Statistics compiled by the Center for Responsive Politics show that the health service-HMO industry has made more than $8 million in campaign donations from 2005 to 2006. Republicans got 60 percent of the money.
Ideology and Politics
At its heart, the struggle over Medicare touches on ideology as well as politics.
Many Democrats vehemently oppose GOP-driven changes in Medicare in recent years that revitalized a private Medicare market for insurance companies.
More than 8 million older people are enrolled for private coverage, about 18 percent of the total Medicare population.
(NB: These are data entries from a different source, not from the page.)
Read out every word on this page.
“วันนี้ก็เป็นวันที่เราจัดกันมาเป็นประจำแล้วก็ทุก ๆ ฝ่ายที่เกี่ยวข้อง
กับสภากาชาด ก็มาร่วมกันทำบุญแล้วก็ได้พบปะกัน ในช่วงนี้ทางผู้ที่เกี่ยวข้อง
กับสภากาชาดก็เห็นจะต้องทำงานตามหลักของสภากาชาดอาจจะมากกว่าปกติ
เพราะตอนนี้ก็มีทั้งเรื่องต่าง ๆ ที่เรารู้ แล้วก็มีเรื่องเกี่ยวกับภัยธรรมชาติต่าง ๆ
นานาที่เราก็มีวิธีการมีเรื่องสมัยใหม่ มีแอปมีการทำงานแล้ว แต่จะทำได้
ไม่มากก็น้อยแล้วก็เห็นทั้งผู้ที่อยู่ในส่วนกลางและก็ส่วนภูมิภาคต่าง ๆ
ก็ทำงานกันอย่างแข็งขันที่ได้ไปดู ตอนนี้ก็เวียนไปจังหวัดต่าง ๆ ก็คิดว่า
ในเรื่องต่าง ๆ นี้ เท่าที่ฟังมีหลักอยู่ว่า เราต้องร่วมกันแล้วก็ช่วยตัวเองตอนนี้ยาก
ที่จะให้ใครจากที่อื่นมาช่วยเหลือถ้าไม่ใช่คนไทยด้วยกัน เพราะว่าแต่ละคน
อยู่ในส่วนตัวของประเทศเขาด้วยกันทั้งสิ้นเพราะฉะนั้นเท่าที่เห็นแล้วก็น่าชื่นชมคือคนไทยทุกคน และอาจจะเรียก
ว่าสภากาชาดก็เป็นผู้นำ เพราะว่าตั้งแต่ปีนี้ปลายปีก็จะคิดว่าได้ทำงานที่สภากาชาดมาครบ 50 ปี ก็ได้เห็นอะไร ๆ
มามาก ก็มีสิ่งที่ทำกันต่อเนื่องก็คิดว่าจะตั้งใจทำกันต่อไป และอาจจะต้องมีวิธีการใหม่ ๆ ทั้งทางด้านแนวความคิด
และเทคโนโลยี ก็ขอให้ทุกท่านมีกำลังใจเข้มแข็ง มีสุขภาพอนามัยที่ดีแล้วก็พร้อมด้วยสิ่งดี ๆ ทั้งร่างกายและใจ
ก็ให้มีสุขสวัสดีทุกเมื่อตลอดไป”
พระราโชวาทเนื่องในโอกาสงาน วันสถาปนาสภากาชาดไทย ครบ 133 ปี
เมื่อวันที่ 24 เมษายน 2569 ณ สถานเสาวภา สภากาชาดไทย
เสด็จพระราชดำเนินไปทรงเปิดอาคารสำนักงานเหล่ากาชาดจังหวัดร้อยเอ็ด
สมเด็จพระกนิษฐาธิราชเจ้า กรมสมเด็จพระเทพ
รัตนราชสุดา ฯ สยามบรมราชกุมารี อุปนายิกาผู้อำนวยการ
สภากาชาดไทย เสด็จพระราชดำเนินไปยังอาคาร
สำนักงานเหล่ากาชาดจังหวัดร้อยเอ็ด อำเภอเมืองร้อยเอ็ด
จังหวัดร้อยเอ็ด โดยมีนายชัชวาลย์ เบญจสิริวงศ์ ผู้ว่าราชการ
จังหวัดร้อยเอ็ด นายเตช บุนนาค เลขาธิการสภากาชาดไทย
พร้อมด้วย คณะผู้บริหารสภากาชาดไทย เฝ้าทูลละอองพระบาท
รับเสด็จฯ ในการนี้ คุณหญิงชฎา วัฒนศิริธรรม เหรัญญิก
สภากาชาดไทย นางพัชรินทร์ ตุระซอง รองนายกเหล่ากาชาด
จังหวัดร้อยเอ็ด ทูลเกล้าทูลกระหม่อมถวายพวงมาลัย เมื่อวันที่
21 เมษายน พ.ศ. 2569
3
The share is expected to rise to 22 percent by next year.
The government pays an estimated $112 on Medicare patients in private coverage for every $100 it spends on the traditional program. Critics say the private alternative is wasteful. Supporters argue it often provides benefits such as vision care that are unavailable in government-run Medicare.
House Democrats decided to eliminate that $12 difference gradually, assuming that many plans would disappear and people would return to government-run coverage.
Outside interests on both sides quickly enlisted Democratic strategists and lobbyists for help with the new majority.
United Health Group circulated a memo from prominent Democratic pollster Mark Mellman.
'A vote to cut Medicare Advantage will elicit major negative political consequences,' he predicted.
He said 54 percent of Republicans, 66 percent of Democrats and 57 percent of swing independents believe 'cutting Medicare is a very convincing reason to vote against a candidate.'
Democrats lined up groups in support of their bill.
No endorsement loomed as important as the one bestowed by the AARP. Polling consistently shows older voters view the group as the most trustworthy source of information on issues such as Medicare and Social Security.